Intracellular delivery of novel macromolecular drugs against human immunodeficiency virus type-1 (HIV-1), including antisense oligodeoxynucleotides, ribozymes and therapeutic genes, may be achieved by encapsulation in or association with certain types of liposomes. Liposomes may also protect these drugs against nucleases. Low-molecular-weight, charged antiviral drugs may also be delivered more efficiently via liposomes. Liposomes were targeted to HIV-1-infected cells via covalently coupled soluble CD4. An HIV-1 protease inhibitor encapsulated in conventional negatively charged multilamellar liposomes was about 10-fold more effective and had a lower EC90 than the free drug in inhibiting HIV-1 production in human monocyte-derived macrophages. The drug encapsulated in sterically stabilized liposomes was as effective as the free drug. The EC50 of the reverse transcriptase inhibitor 9-(2-phosphonylmethoxyethyl)adenine (PMEA) was reduced by an order of magnitude when delivered to HIV-1-infected macrophages in pH-sensitive liposomes. A 15-mer antisense oligodeoxynucleotide against the Rev response element was ineffective in free form against HIV-1 replication in macrophages, while delivery of the oligonucleotide in pH-sensitive liposomes inhibited virus replication. The oligodeoxynucleotide encapsulated in sterically stabilized pH-sensitive liposomes with prolonged circulation in vivo, which were recently developed in the laboratories of the authors, was also highly effective.
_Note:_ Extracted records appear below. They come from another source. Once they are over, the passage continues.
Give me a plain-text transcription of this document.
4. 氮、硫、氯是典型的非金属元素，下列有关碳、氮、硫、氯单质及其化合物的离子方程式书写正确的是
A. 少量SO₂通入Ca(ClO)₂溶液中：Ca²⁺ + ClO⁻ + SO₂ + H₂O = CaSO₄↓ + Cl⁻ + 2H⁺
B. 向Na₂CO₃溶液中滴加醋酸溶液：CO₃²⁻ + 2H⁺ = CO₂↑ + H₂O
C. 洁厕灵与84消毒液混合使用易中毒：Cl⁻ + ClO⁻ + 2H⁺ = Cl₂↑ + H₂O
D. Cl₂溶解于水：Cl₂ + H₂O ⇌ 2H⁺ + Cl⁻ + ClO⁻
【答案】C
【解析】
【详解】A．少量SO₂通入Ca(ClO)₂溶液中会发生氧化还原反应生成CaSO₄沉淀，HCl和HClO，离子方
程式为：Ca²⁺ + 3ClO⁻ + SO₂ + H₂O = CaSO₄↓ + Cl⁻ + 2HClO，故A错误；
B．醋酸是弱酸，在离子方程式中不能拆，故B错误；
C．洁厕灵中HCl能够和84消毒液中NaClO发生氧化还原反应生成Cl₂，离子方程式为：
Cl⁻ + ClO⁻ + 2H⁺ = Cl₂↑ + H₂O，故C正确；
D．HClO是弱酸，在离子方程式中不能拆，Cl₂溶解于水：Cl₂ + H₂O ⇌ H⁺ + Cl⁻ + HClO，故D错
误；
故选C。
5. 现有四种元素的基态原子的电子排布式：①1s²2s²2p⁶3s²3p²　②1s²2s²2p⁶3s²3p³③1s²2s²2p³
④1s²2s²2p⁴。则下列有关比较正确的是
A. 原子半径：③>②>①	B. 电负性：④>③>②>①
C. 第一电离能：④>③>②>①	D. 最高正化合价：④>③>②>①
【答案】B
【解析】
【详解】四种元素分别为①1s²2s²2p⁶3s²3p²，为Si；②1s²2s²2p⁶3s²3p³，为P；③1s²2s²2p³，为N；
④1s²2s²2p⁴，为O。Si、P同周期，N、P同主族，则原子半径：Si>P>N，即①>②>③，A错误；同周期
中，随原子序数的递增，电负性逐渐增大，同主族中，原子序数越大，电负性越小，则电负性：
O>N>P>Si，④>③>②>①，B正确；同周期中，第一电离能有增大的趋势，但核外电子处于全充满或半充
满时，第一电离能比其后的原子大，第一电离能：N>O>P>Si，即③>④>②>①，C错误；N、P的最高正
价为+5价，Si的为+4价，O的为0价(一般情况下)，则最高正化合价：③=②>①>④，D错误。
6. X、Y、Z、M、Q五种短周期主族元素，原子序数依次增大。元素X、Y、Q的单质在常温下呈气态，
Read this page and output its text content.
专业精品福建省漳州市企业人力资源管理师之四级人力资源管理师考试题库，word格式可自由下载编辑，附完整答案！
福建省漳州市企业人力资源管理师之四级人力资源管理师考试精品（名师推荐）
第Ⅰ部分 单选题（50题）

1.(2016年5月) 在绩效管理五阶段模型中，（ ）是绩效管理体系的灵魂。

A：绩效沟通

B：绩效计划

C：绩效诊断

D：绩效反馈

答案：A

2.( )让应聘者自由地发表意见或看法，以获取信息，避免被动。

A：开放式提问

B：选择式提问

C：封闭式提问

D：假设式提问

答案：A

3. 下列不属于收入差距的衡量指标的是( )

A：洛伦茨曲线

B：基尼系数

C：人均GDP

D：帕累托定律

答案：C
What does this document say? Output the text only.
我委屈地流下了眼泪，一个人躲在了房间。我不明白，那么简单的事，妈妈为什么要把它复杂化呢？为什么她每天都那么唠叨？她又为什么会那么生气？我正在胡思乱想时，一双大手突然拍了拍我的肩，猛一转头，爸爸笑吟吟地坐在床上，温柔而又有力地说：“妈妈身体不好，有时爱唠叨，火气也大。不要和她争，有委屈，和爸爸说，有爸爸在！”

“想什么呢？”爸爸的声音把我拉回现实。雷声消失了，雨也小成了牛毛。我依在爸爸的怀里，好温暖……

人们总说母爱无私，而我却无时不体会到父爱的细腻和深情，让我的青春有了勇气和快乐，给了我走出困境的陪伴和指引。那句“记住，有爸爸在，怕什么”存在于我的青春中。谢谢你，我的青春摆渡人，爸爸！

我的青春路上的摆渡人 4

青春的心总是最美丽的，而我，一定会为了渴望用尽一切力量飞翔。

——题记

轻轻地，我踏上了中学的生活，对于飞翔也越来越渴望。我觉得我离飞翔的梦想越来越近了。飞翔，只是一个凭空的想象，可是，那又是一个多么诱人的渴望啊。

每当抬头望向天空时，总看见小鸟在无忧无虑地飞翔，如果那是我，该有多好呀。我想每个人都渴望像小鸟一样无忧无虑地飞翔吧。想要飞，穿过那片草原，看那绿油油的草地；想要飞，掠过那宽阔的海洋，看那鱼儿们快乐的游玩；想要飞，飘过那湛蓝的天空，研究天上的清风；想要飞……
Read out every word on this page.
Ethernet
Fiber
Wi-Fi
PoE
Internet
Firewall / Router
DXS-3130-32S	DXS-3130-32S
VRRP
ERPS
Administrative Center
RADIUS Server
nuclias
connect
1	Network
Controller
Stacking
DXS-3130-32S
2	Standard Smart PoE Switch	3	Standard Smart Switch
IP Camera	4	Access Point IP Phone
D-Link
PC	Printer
A ribozyme complementary to HIV-1 5'-LTR delivered in pH-sensitive liposomes inhibited virus production by 90%, while the free ribozyme caused only a slight inhibition. Cationic liposome-mediated co-transfection of the HIV-regulated diphtheria toxin A fragment gene and a proviral HIV clone into HeLa cells completely inhibited virus production, while the frame-shifted mutant gene was ineffective. Co-transfection of the proviral genome and a gene encoding a Rev-binding aptamer into HeLa cells via transferrin-associated cationic liposomes inhibited virus production. These studies indicate that liposomes can be used to facilitate the intracellular delivery of certain anti-HIV agents and to enhance their therapeutic effects. These properties may be particularly advantageous in the development of novel macromolecular drugs, which may be necessary because of the emergence of virus strains resistant to the currently available drugs.